Jeff and I liked the idea of reducing our carbon footprint. And besides, although our payback time is in years, (probably about 8-10), the next homeowner will also benefit from lower energy bills — which probably makes our house worth a bit more. So we decided to go for it.

We’re happy we did! In the 2 and a half years since we’ve had the panels, they’ve produced about 55% of our total electricity, and, according to our Enlighten Energy application (also available on iPhone and Android), they’ve produced 18MW hours of energy, equivalent to the carbon offset of planting 325 trees. One month ConEd actually paid us! The system is reliable, silent (except for the banging on our roof the week they were installed!), and requires zero maintenance. I admit that, as an engineer and something of a geek, I love checking the daily plots of energy production; noticing the effect of the leafing of the trees, the impact of temperature on efficiency, and the sad fact that even a quarter inch of snow completely shuts out the sun!

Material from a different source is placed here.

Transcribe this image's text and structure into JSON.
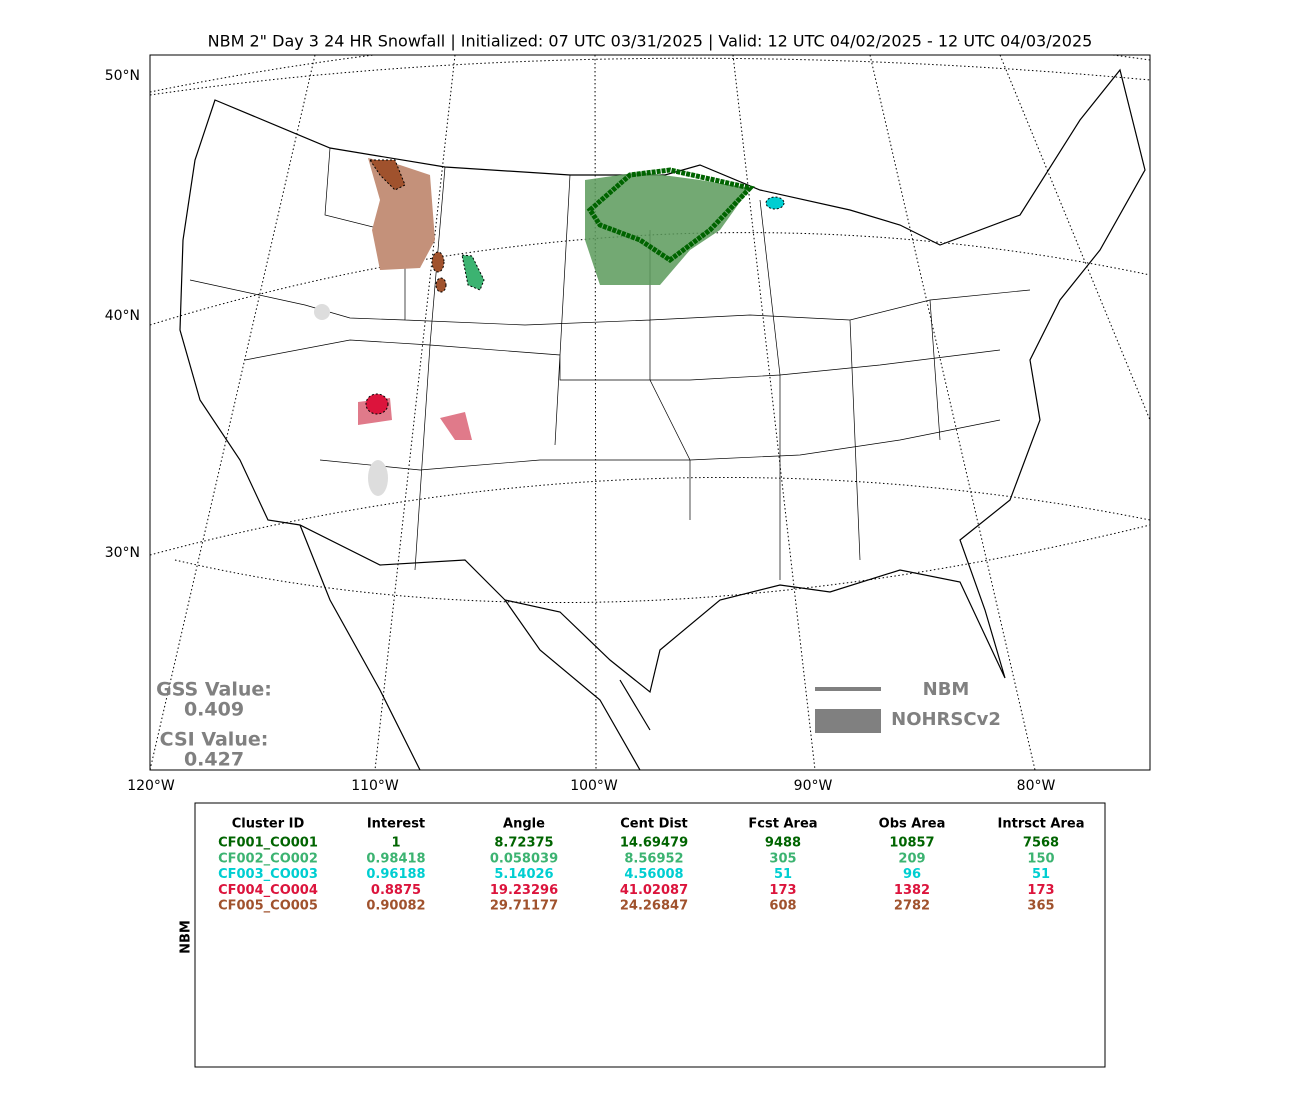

I’ve noticed many of my neighbors in Cortlandt seem to also have taken advantage of this program, and solar panels have sprouted like flowers in the spring. It’s nice to see people investing in our planet.

If you haven’t already heard, there is another “Solarize” program that everyone here can take advantage of right now, as part of the Hudson River Presbytery. It’s called Solarize Our Congregation. The opportunity to sign up runs until early June. If you’re considering solar, this is the time to check it out.

While I love the fact that each month ConEd gets significantly less money from us, what makes me feel even better is that a lot of the power we are using is not coming from Indian Point, or natural gas turbines. Rather, each morning we begin again to generate power from nothing more than the rising sun. How cool is that?